Mr Mitchell, a former Tory international development secretary, said the policy would prove “incredibly expensive”, reports the PA. He told BBC Radio 4’s Today programme: “The problem with the scheme that they have announced is that I don’t think it will work.
“It is impractical, it is being condemned by churches and civil society, it is immoral and, above all for conservative advocates, it is incredibly expensive. The costs are eye-watering. You’re going to send people 6,000 miles into central Africa, it looked when it was discussed in Parliament before that it would actually be cheaper to put each asylum seeker in the Ritz hotel in London.”
Shadow prisons minister Ellie Reeves has called on the Government to “get to grips” with the entire asylum system amid continued criticism of plans to send asylum seekers to be processed in Rwanda.
Speaking to Times Radio, Ms Reeves said: “The UNHCR (UN Refugee Agency) has come out really, really strongly condemning the Government’s proposals, as have many organisations, and it seems the Government’s own civil servants have expressed huge misgivings about the plans, which seems to be completely misguided.
“The Government is going to be paying £120 million upfront before any asylum seekers will be sent to Rwanda. Asylum seekers are saying it won’t deter them from crossing the Channel.
“We are in the middle of a cost-of-living crisis so it doesn’t seem the right way to be spending money on an unethical and unworkable scheme that won’t deter people from coming over.”
She later added: “The whole system needs looking at again, so rather than making sweeping statements – these announcements that are completely unworkable and incredibly expensive – what the Government actually needs to do is get to grips with the system and put in place a system that actually works, increase prosecutions and clamp down on criminal gangs.”
The aim is that those transferred to Rwanda and accepted for asylum there will be able to enjoy “fully prosperous” lives, according to a UK Government minister.
Conservative MP Tom Pursglove told BBC Radio 4’s Today programme: “The fact is that when people are transferred to Rwanda, they are under no compulsion to stay there.

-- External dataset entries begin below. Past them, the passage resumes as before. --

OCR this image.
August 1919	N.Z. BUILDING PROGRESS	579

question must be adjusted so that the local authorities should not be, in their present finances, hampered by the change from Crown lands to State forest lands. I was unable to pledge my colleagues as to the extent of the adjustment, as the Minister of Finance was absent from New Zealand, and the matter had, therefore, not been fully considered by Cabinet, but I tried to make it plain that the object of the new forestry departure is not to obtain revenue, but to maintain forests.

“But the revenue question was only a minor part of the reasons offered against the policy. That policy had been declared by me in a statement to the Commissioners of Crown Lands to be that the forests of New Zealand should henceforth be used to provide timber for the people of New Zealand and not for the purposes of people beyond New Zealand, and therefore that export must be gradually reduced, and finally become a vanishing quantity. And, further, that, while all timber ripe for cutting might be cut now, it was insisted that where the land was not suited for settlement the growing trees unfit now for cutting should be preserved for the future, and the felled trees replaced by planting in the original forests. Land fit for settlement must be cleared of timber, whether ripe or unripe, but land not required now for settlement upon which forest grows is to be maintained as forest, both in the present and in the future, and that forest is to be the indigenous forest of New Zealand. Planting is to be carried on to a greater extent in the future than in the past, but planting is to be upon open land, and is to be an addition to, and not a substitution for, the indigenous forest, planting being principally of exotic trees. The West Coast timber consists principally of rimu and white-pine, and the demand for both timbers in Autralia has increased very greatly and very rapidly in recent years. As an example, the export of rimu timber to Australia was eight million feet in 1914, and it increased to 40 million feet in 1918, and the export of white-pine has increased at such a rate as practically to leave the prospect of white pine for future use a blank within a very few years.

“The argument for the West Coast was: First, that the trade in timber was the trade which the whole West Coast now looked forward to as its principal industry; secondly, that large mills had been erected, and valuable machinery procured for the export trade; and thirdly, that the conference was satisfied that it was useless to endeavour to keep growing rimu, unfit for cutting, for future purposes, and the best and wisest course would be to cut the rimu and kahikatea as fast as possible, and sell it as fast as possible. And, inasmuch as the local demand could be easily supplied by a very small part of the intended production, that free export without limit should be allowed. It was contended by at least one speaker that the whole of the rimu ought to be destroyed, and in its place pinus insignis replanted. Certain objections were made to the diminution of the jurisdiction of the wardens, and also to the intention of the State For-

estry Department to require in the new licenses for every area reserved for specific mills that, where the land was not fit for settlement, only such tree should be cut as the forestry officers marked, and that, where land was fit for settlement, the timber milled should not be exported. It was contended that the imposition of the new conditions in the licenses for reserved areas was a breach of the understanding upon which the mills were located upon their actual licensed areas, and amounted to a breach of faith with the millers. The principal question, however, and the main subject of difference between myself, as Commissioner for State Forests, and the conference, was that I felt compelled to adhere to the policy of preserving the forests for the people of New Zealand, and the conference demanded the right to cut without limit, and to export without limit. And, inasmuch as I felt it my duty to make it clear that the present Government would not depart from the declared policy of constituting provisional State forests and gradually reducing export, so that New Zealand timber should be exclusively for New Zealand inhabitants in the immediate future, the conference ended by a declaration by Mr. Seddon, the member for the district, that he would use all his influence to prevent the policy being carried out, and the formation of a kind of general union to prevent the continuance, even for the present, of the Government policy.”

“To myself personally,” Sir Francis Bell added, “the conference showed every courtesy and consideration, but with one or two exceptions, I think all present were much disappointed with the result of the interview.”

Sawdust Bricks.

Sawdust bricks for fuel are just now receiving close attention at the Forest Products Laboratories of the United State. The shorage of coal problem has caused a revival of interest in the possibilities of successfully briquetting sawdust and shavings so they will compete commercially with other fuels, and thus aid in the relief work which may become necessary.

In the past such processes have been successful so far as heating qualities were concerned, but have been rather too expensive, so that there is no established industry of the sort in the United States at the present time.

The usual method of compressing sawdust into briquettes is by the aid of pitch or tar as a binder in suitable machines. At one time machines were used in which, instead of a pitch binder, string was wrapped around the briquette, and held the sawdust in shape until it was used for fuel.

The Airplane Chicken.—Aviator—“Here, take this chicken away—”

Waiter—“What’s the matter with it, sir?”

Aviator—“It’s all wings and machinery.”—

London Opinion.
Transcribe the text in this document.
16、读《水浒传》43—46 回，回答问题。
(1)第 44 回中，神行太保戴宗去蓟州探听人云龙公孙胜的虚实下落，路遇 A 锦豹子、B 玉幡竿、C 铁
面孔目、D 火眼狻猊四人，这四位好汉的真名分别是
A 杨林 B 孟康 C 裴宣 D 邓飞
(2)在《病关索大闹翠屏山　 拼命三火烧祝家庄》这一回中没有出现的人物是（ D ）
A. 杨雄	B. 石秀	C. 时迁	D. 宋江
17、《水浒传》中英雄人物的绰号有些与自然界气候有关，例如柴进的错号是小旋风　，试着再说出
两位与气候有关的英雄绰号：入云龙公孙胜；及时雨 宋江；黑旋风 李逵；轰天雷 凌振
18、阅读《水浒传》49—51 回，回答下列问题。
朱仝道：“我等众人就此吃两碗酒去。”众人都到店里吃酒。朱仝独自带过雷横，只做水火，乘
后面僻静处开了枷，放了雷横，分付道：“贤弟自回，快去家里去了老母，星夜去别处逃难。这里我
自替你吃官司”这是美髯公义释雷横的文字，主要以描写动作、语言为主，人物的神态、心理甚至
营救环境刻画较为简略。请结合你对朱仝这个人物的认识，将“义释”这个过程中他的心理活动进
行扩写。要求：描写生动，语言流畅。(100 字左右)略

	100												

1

If they wish to leave and not enter the asylum system there, they are able to do so.
“But what will happen is that people will be processed under the Rwandan asylum system, if they are granted they can remain in Rwanda and what Rwanda want to do is to make sure those people can live fully prosperous and successful lives, and the partnership agreement we’ve got with them will help them to achieve that.”
He said the cost involved for Britain would “very much depend on the volumes of individuals who are being relocated” and “the length of time they spend in the Rwandan asylum system”.
“It is impossible to quantify those figures at the moment because the fact is there are variables at play here that are very relevant to those overall sums of money,” he said, before adding that UK payments to Rwanda will be “pretty equivalent” to what is being spent domestically.
Mr Pursglove said he was “not putting a timescale” on how long the new approach would take to stop Channel small boat crossings from occurring.